De Redder
nam ik ooit op in een dichtbundel die we voor een leraar Nederlands moesten
samenstellen en waaruit we vooraan in de klas twee gedichten moesten voorlezen.
‘Weet jij wanneer de redder komt? Moeder zei dat hij nooit meer komt. Maar als
hij komt dan sta ik klaar en ik vertel hem over al de dingen die ik deed toen
ik gedronken had en die de mensen niet verstaan. Je hield je in, je wou me
slaan. Lieveling, jij mag me slaan.’ Toen ik het gelezen had, zei de leraar: ‘Het
is goed in zijn genre.’ Ook Beste Bill,
van Hij leeft, nam ik op in die bundel. ‘Beste Bill, ik zag daarnet je
vrouw en ze zei dat je langzaam impotent wordt. Is dat waar? Arme, beste kerel.
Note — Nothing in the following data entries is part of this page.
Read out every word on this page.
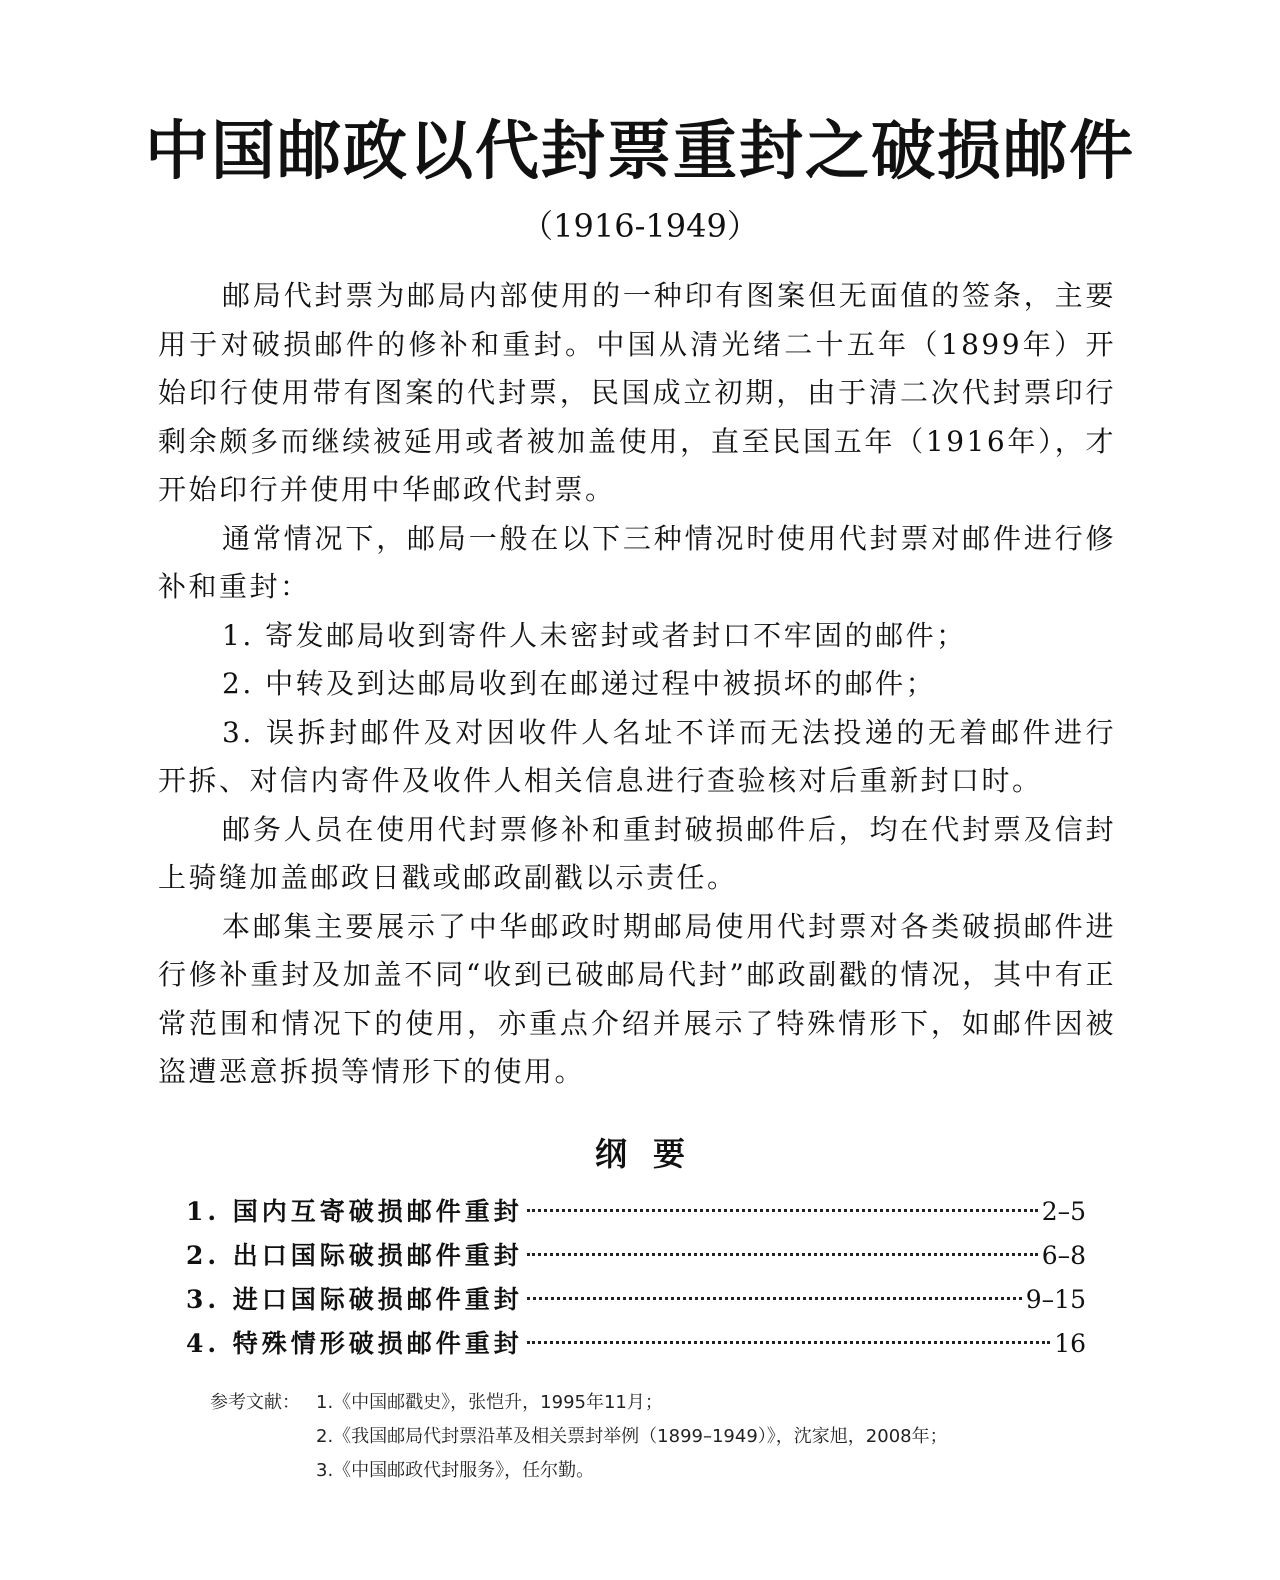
中国邮政以代封票重封之破损邮件
（1916-1949）

邮局代封票为邮局内部使用的一种印有图案但无面值的签条，主要用于对破损邮件的修补和重封。中国从清光绪二十五年（1899年）开始印行使用带有图案的代封票，民国成立初期，由于清二次代封票印行剩余颇多而继续被延用或者被加盖使用，直至民国五年（1916年），才开始印行并使用中华邮政代封票。

通常情况下，邮局一般在以下三种情况时使用代封票对邮件进行修补和重封：

1. 寄发邮局收到寄件人未密封或者封口不牢固的邮件；

2. 中转及到达邮局收到在邮递过程中被损坏的邮件；

3. 误拆封邮件及对因收件人名址不详而无法投递的无着邮件进行开拆、对信内寄件及收件人相关信息进行查验核对后重新封口时。

邮务人员在使用代封票修补和重封破损邮件后，均在代封票及信封上骑缝加盖邮政日戳或邮政副戳以示责任。

本邮集主要展示了中华邮政时期邮局使用代封票对各类破损邮件进行修补重封及加盖不同“收到已破邮局代封”邮政副戳的情况，其中有正常范围和情况下的使用，亦重点介绍并展示了特殊情形下，如邮件因被盗遭恶意拆损等情形下的使用。

纲要
1. 国内互寄破损邮件重封	2–5
2. 出口国际破损邮件重封	6–8
3. 进口国际破损邮件重封	9–15
4. 特殊情形破损邮件重封	16
参考文献： 1.《中国邮戳史》，张恺升，1995年11月；
2.《我国邮局代封票沿革及相关票封举例（1899–1949）》，沈家旭，2008年；
3.《中国邮政代封服务》，任尔勤。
Wie zal je troosten als je vruchteloos verlangt?' Het zijn zeer geschikte
zinnen om je aan vast te houden terwijl om je heen de alledaagse waanzin woedt.
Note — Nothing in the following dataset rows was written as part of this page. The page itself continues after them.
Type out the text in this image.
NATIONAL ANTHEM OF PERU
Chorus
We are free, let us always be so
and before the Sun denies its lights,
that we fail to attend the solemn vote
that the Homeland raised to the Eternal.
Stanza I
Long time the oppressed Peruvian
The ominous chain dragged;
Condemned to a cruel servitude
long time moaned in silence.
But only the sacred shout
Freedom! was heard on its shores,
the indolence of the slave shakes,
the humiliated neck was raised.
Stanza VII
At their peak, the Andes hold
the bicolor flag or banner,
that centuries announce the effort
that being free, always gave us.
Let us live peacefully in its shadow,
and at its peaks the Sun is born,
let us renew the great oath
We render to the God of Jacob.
Een van mijn favoriete Vos-zinnen staat op
Monstertje: ‘Molly, toen je me pijpte was ik eigenlijk niet gelukkig, want
ik wist al dat je me zou verlaten.’ De Vos speelde Molly in de Vooruit
in Gent, tijdens die Geletterde Mensen-tournee met Herman Brusselmans en Hugo
Matthysen die mij als 17-jarige deed besluiten: godverdomme, dit wil ik ook
doen.
Op mijn nachtkastje ligt nu al een paar weken, ongelezen omdat ik in vier andere boeken bezig ben, zijn laatste roman. Op de achterkant van Paddenkoppenland staat een quote van schrijver Joubert Pignon: ‘Luc De Vos is een held.’ Pignon heeft net als ik in zijn eerste boek Ooit was ik een soldaat geciteerd. Pignon is net als ik geboren in 1978. We kunnen nooit meer 14 zijn en voor het eerst Gorky horen. Maar het was een geweldige leeftijd om die veertien songs in je kamer over je heen te krijgen. We zijn nu 36, we worden langzaam grijs, we luisteren in chronologische volgorde naar de platen van een held en zijn groep in een kamer in een huis dat we zelf gekocht hebben, we proberen niet méér te drinken dan strikt noodzakelijk is. We zijn 36 en nog maar pas begonnen. Luc De Vos is veel meer dan 52 geworden.
En je wou dat je kon zeggen/dat dit drijven/dat dit niet jouw stijl is/maar de stilte voor de storm. Niemand die beter ons woelend puberhart begreep.